GERARD BYRNE’s latest exhibition, Inside Outside & Beyond, celebrates 30 years of painting the NATIONAL BOTANIC GARDENS in Dublin …
How did you begin this ongoing project?
I began painting the Botanic Gardens almost by chance. I lived locally and was a regular visitor, and when I started teaching myself to paint, the glasshouses provided an opportunity to paint somewhere warm, sheltered from the wind and rain. However, they also presented a challenge when painting, balancing the shade, light and greenery. The staff were friendly, no permission was needed to paint, the place presented itself. I was familiar with the gardens since my childhood and I simply went about my business. I felt at ease there. For many years I worked as an electrician, primarily in lighthouses in Ireland and spent time travelling – I have worked in the United States, Australia and Libya. Every time I returned to Dublin I would make my way to the Botanic Gardens and paint. Later on, when I became a full-time artist I would always return there to capture the lushness of the flora and the architecture of the glass houses. I simply cannot resist its beauty.

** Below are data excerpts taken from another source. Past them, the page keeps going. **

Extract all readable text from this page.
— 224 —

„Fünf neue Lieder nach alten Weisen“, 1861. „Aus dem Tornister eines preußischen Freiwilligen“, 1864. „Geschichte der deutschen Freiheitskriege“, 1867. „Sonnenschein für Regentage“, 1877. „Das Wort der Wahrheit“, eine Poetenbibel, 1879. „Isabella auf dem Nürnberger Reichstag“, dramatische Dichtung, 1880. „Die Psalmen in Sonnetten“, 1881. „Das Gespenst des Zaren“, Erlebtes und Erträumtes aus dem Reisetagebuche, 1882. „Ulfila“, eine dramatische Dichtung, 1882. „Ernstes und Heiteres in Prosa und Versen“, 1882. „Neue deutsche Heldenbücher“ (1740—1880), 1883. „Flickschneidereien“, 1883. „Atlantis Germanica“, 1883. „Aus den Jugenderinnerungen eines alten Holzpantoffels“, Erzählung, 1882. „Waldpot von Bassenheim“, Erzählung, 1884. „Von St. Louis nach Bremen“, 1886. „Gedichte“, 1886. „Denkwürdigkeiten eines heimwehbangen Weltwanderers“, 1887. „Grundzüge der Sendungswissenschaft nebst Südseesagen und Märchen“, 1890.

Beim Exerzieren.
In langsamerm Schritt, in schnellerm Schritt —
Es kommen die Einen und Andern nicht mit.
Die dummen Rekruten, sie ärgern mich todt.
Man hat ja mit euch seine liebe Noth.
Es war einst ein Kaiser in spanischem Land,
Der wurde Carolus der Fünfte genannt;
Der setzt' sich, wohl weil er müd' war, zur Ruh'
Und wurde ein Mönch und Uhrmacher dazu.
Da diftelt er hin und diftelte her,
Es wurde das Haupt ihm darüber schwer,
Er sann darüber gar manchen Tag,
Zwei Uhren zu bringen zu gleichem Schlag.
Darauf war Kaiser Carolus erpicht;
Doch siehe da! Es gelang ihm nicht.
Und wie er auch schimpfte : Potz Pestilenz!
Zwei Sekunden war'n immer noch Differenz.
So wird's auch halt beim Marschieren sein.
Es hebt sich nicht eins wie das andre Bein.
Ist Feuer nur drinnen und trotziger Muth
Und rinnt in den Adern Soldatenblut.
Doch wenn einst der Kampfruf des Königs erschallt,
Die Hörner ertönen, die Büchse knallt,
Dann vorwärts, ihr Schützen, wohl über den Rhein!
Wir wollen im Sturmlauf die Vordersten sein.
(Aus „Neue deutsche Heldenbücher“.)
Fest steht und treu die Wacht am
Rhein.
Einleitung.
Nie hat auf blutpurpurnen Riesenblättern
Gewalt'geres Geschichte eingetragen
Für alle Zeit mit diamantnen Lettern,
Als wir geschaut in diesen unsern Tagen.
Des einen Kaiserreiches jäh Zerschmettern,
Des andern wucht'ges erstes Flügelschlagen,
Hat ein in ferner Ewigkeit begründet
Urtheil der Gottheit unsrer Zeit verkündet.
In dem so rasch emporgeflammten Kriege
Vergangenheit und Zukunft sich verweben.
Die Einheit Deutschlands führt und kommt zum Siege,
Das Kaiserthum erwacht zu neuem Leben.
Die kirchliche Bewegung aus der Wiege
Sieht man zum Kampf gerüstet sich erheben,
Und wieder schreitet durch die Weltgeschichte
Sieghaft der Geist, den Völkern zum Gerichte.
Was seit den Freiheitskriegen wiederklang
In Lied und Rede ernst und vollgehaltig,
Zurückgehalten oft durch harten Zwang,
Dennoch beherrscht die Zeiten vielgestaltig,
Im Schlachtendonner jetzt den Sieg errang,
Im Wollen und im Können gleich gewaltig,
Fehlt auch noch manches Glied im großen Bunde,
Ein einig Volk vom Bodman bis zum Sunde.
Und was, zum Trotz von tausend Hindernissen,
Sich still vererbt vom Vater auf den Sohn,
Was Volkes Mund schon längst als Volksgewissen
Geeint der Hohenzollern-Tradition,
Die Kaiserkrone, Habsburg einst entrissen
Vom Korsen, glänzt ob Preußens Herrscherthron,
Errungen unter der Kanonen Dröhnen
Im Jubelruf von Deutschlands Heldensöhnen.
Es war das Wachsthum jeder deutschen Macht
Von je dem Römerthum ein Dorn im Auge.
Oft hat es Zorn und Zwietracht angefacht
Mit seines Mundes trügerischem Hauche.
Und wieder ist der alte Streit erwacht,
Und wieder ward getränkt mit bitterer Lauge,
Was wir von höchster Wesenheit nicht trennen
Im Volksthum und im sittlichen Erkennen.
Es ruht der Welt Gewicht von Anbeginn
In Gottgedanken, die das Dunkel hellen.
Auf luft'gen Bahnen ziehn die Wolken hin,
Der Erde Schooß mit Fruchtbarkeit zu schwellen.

You recently painted Kew Gardens, London and of course the link is that both Kew and Dublin’s Botanic Garden glasshouses were constructed by Irish ironmaster Richard Turner. What inspires you most about these landmarks?
The landmarks are from the Victorian era and its architecture is very much about balance, form, ornation and charm. I try to capture all these things in my work. I am not educated in the field of architecture but on a subconscious level I have always appreciated the beauty and romance in them, and over time I realised they were designed that way. These constructions are not made anymore. The glasshouses are about structure, but also about chaos of the plants they control. I am fascinated by that contrast. I’m also inspired by the harmony, light and balance of the glasshouses. Reflections are cast on the floor, you see the shadows of the leaves. Trying to capture that in a painting is a challenge but when I finally succeed, there is a magic to it.
Your style has been described as “modern impressionism” as well as being very versatile in subject matter. What inspires you most – flora, architecture or people?
I have been described as a modern impressionist because of my way of working. I try to capture the moment and I paint directly from nature, the way the impressionists used to do. I believe in what Paul Cezanne said, “Right now the moment of time is fleeting by! Capture its reality in paint … We must become that moment, make ourselves a sensitive recording plate …”. The subjects I choose are all equal, it just happens that in the winter I am in my studio doing the figurative work and floral pieces while in the summer I am outdoors, painting en plein air. I don’t favour one subject over the other, it keeps me interested and allows me capture different themes, and adopt a different approach to working. I like working outdoors because I am exposed to my audience, I get a chance to talk to people, they express their acknowledgement and appreciation. Working in a studio can sometimes make you feel isolated but I enjoy that time too.
How and where do you work?
I’m very driven and I work fast. I work en plein air if the weather is good and if not, I stay in my studio. I have a strong desire to paint everything I notice. I see everything as a picture, which can be frustrating because I can’t paint everything! If I capture something on a beautiful day I feel it’s a day well spent, it gives me a sense of achievement. I travel to places with quality light like France, Italy and Croatia. I scout, I go out looking for a subject matter, such as a building with nice colours and shadow fall. I can see them in my mind eye as a picture. Once I have the subject, I return a few days later on a nice day hoping to capture the image I saw in my mind. It doesn’t always work out because in the meantime a scaffolding might have been put up, there could be roadworks, the place might get crowded, the view obstructed by cars etc. In that case I use my imagination and artistic licence to complete the painting.
In the winter or when the weather doesn’t allow me to go outside I stay in my studio. I often have some music in the background and get into the zone. People often ask me how long it takes me to paint a picture. My answer is: a day and a lifetime of experience.
Need to Know: Inside Outside & Beyond is on at the National Botanic Gardens in Glasnevin, Dublin and is open daily until Sunday July 15 in the Gallery Space, Visitor Centre. www.gerardbyrneartist.com.